Sorry for the layout of my answer. I did not know that the hash tag which introduces a comment would result in bold title.

tleonhardt commented 6 years ago

@alsast You may be looking for a tool which is fundamentally philosophically different than what cmd2 is trying to be. We are very much trying to be an extension of cmd which is based on readline and we are inspired by the conventions and idioms commonly found in the Bash shell and POSIX operating systems. The vast majority of our users love this and are ideologically predisposed to this viewpoint. We provide them with the ability to very quickly and easily create an extremely feature-rich interactive command-line application which follows the conventions and idioms they are already familiar with from other CLI tools on POSIX OSes. This allows end users of their applications to be immediately productive because cmd2 applications behave the way they expect them to.

That being said, there are a few things which may get you what you want. First off, if you aren't already using it, cmd2 now supports the ability to have a persistent readline history across runs of your program. This makes Ctrl-r much more powerful.

Secondly, cmd2 supports the ability to replace the completion key with something other than . See the documentation for the arguments passed to cmd.Cmd.__init__().

I think there may be a way to tell readline to replace the keyboard shortcut for doing a reverse search with something else. @kmvanbrunt is our readline expert, maybe he can tell you exactly what this is.

readline provides a wealth of other powerful keyboard shortcuts you may be interested in. See the Readline Cheatsheet for more info.

kmvanbrunt commented 6 years ago

@alsast Aliases do exactly what you want. Just create an alias called opsj for opsjuggle. You could even have a much shorter alias like j if you wanted. Aliases also tab-complete.

The syntax for the command is: alias opjs opsjuggle

If you take advantage of cmd2's startup script, those aliases will persist across sessions of your application. Once you create all the aliases you'd like to keep, run the following command. alias > startup_script.txt

That will output all aliases into a file file called startup_script.txt. Then in cmd2's __init__ method, pass in the path of your startup script as the startup_script argument.

Type help alias for more details on the command.

@tleonhardt You can make other keys perform reverse searches of your history like Ctrl-r does. The following command would bind the tab key to this function. readline.parse_and_bind("tab: reverse-search-history")

@alsast Note that this still requires you to type the command you are searching for within readline's search prompt. cmd2 does not support tab completing entire input lines from your history.
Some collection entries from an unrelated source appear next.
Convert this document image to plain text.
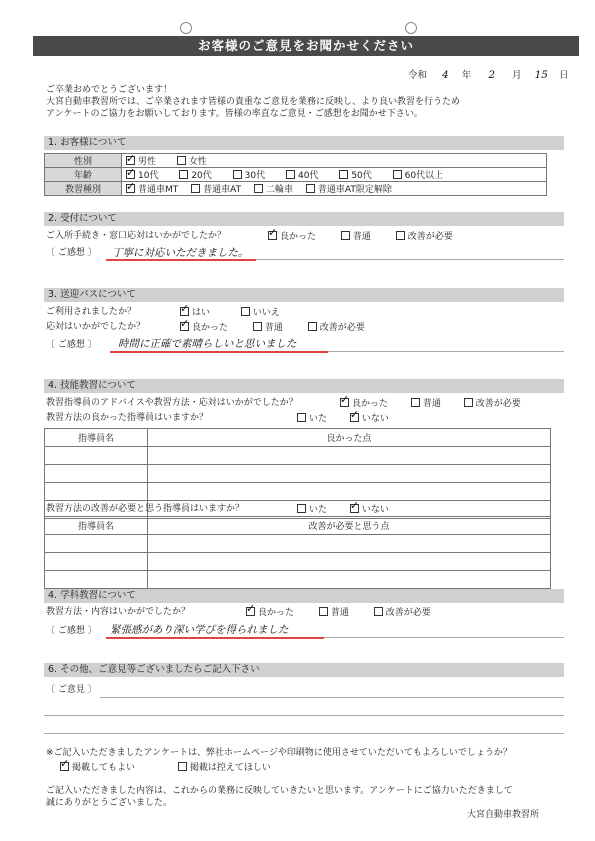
お客様のご意見をお聞かせください
令和 4 年 2 月 15 日
ご卒業おめでとうございます！
大宮自動車教習所では、ご卒業されます皆様の貴重なご意見を業務に反映し、より良い教習を行うため
アンケートのご協力をお願いしております。皆様の率直なご意見・ご感想をお聞かせ下さい。
1. お客様について
性別	✓男性 女性
年齢	✓10代 20代 30代 40代 50代 60代以上
教習種別	✓普通車MT 普通車AT 二輪車 普通車AT限定解除
2. 受付について
ご入所手続き・窓口応対はいかがでしたか？ ✓	良かった	普通	改善が必要
〔 ご感想 〕 丁寧に対応いただきました。
3. 送迎バスについて
ご利用されましたか？ ✓	はい	いいえ
応対はいかがでしたか？ ✓	良かった	普通	改善が必要
〔 ご感想 〕 時間に正確で素晴らしいと思いました
4. 技能教習について
教習指導員のアドバイスや教習方法・応対はいかがでしたか？ ✓	良かった	普通	改善が必要
教習方法の良かった指導員はいますか？	いた ✓	いない
指導員名	良かった点

教習方法の改善が必要と思う指導員はいますか？	いた ✓	いない
指導員名	改善が必要と思う点

4. 学科教習について
教習方法・内容はいかがでしたか？ ✓	良かった	普通	改善が必要
〔 ご感想 〕 緊張感があり深い学びを得られました
6. その他、ご意見等ございましたらご記入下さい
〔 ご意見 〕
※ご記入いただきましたアンケートは、弊社ホームページや印刷物に使用させていただいてもよろしいでしょうか？
✓掲載してもよい	掲載は控えてほしい
ご記入いただきました内容は、これからの業務に反映していきたいと思います。アンケートにご協力いただきまして
誠にありがとうございました。
大宮自動車教習所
alsast commented 6 years ago

@tleonhardt: Did I say that I were searching for something "fundamentally philosophically different than cmd2?" To make my opinion clear: cmd2 is a great tool and, once again, I learned a lot. I used the term "philosophically" in a very general meaning - or is my English that bad? When I write "ops" and the interpreter has the ability to understand this, why should I be forced to ask the interpreter what it understood, and as an answer it will fill my input line with "gossip", whereas I need the space for a longer sequence of command calls? So I do not hate command completion, but command abbreviation is a more powerful and more general feature supporting flexible interactive work. It should not be sacrificed. Thank you for your suggestion of how to simplify reverse search!

You lucky guys, living in a world where the vast majority (95%?) loves and understands bash and posix standards. At synchrotron beamlines it's the other way round: We are not more than 5% of the users.

To all: You do not really suggest to write aliases for every possible abbreviation of every possible command which I have coded or will code in the future, in order to mimic abbreviated commands, don't you?

Well, let's stop here. The debate is getting more and more personal, but I am just concerned with the matter.